NINTH: Whenever a compromise or arrangement is proposed between the Corporation and its creditors or any class of them and/or between the Corporation and its stockholders or any class of them, any court of equitable jurisdiction within the State of Delaware may, on the application in a summary way of the Corporation or of any creditor or stockholder thereof or on the application of any receiver or receivers appointed for the Corporation under Section 291 of Title 8 of the Delaware Code or on the application of trustees in dissolution or of any receiver or receivers appointed for the Corporation under Section 279 of Title 8 of the Delaware Code order a meeting of the creditors or class of creditors, and/or of the stockholders or class of stockholders of the Corporation, as the case may be, to be summoned in such manner as the said court directs.
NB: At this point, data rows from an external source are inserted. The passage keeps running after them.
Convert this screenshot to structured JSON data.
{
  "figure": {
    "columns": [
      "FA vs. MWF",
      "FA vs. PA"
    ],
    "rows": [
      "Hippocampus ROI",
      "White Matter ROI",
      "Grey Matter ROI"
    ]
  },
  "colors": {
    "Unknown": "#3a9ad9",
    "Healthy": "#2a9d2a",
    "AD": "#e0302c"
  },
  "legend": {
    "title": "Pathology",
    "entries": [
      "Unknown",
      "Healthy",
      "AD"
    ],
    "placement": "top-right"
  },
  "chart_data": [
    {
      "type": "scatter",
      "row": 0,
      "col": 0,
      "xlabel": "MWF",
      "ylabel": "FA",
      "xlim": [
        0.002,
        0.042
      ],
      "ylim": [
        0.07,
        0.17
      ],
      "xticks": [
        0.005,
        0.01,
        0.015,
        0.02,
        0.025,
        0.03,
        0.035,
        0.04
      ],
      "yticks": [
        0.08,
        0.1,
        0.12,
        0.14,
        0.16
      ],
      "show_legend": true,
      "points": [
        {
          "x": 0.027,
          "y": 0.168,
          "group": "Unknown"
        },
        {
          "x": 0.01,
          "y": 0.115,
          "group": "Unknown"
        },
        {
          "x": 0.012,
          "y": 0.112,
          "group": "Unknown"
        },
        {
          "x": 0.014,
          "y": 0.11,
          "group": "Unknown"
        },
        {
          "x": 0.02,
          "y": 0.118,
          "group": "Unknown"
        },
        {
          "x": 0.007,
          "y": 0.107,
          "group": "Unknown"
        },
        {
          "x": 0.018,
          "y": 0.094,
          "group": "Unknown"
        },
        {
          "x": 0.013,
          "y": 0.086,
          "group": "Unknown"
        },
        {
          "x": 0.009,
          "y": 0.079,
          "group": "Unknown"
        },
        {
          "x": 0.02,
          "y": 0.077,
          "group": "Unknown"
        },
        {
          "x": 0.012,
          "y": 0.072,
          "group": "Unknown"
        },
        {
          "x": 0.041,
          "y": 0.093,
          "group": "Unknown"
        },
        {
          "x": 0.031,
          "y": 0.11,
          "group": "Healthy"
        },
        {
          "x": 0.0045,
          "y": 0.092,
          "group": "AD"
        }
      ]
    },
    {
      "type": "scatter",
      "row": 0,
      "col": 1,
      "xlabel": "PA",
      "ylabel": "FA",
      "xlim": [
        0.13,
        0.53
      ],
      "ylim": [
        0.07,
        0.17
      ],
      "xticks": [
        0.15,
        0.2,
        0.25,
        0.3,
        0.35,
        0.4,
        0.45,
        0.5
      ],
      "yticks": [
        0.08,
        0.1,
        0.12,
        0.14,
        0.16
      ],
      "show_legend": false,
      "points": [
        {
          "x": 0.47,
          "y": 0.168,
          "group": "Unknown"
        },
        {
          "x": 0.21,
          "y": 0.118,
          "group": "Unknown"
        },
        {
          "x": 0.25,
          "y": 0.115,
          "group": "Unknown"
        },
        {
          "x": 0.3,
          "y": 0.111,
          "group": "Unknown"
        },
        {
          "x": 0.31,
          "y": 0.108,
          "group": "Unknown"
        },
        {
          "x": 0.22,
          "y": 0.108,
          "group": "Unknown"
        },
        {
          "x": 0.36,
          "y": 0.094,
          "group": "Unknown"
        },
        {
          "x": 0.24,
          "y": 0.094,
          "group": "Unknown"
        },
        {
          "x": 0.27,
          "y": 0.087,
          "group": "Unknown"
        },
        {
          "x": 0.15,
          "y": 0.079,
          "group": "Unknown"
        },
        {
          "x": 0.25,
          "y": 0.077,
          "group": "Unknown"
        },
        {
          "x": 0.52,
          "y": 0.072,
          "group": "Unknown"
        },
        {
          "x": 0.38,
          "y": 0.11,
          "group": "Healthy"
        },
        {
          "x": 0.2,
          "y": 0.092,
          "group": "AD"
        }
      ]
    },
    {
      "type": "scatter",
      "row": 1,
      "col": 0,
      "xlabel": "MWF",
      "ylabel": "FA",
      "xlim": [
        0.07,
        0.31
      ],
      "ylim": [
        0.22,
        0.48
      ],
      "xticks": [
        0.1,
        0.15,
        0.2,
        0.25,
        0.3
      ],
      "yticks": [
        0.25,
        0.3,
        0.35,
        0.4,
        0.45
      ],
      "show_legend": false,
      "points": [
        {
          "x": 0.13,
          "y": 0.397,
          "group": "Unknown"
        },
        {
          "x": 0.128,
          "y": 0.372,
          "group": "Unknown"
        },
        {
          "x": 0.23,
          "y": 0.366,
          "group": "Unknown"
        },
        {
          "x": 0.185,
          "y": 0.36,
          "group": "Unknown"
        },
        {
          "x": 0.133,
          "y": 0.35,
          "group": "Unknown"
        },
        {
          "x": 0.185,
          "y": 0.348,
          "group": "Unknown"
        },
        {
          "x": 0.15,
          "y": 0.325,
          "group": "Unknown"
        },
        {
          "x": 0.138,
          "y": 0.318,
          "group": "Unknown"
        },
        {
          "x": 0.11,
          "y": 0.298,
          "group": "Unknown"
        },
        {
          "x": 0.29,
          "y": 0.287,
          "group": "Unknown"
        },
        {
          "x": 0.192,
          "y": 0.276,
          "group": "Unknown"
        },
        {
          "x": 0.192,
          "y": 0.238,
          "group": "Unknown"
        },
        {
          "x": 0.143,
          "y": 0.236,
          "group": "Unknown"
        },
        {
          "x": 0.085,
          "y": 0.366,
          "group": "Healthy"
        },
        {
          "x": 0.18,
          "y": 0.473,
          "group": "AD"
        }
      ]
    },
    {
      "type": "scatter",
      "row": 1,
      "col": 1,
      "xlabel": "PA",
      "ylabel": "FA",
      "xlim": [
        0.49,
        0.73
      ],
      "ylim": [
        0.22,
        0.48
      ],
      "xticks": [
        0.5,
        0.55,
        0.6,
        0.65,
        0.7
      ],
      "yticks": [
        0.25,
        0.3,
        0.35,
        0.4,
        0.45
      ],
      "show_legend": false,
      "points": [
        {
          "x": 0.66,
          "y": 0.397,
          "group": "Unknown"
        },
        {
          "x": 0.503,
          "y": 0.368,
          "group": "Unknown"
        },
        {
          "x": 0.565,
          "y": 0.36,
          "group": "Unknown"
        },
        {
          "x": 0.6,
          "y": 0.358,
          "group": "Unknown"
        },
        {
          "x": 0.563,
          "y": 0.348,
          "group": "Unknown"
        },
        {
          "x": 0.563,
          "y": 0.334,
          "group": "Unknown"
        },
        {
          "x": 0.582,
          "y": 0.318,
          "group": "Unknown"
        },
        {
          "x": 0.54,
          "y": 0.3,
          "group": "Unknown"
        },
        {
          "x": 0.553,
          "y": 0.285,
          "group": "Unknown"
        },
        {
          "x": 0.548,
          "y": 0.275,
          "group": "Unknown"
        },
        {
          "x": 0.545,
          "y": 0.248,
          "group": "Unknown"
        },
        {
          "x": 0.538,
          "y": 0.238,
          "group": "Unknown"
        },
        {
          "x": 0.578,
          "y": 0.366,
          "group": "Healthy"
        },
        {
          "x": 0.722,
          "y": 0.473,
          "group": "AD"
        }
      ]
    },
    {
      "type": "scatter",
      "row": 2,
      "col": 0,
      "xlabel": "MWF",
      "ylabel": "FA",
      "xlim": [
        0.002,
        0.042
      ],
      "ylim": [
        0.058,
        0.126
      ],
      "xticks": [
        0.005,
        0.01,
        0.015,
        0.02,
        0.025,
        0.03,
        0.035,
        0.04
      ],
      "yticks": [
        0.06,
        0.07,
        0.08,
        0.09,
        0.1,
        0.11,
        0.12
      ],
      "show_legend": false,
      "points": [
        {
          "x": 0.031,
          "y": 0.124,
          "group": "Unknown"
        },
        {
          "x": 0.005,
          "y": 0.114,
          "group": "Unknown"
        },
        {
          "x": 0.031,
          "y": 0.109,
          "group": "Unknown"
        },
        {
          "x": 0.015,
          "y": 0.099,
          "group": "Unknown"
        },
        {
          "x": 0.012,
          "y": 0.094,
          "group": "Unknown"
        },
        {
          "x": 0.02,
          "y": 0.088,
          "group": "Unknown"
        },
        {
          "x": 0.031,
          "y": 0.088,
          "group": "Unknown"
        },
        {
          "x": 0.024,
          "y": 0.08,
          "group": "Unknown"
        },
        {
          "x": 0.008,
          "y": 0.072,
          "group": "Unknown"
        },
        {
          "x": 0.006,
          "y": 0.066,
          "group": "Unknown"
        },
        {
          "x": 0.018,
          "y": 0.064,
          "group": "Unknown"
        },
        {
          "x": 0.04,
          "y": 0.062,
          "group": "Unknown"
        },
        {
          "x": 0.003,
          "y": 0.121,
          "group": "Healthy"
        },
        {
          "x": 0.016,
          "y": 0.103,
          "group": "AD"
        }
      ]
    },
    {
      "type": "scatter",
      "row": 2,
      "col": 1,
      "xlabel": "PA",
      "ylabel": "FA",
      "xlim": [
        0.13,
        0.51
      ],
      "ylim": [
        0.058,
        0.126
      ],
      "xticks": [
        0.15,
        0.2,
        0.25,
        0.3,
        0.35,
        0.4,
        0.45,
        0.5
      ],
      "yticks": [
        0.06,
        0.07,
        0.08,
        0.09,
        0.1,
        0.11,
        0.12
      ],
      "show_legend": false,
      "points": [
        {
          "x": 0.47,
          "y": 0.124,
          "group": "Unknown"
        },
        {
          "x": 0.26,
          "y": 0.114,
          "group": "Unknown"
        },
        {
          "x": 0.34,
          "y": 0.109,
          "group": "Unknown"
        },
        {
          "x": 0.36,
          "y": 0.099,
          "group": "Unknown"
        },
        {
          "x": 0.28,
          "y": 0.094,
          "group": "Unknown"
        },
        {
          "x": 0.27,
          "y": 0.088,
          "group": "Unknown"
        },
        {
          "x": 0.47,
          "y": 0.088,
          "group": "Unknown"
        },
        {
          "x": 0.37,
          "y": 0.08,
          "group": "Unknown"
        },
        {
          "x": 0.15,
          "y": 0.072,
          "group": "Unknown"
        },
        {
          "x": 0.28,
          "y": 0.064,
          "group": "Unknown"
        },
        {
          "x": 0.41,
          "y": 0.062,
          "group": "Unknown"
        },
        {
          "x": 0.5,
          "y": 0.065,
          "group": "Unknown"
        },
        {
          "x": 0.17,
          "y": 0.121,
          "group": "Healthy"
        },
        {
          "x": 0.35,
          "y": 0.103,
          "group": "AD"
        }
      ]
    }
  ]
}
If a majority in number representing three fourths in value of the creditors or class of creditors, and/or of the stockholders or class of stockholders of the Corporation, as the case may be, agree to any compromise or arrangement and to any reorganization of the Corporation as a consequence of such compromise or arrangement, the said compromise or arrangement and the said reorganization shall, if sanctioned by the court to which the said application has been made, be binding on all the creditors or class of creditors, and/or on all the stockholders or class of stockholders, of the Corporation, as the case may be, and also on the Corporation.

 

TENTH: Subject to the provisions set forth in Article Third, Article Fifth and Article Sixth, the Corporation reserves the right to amend and repeal any provisions contained in this Certificate of Incorporation in the manner prescribed by the laws of the State of Delaware, and all rights of stockholders shall be subject to this reservation.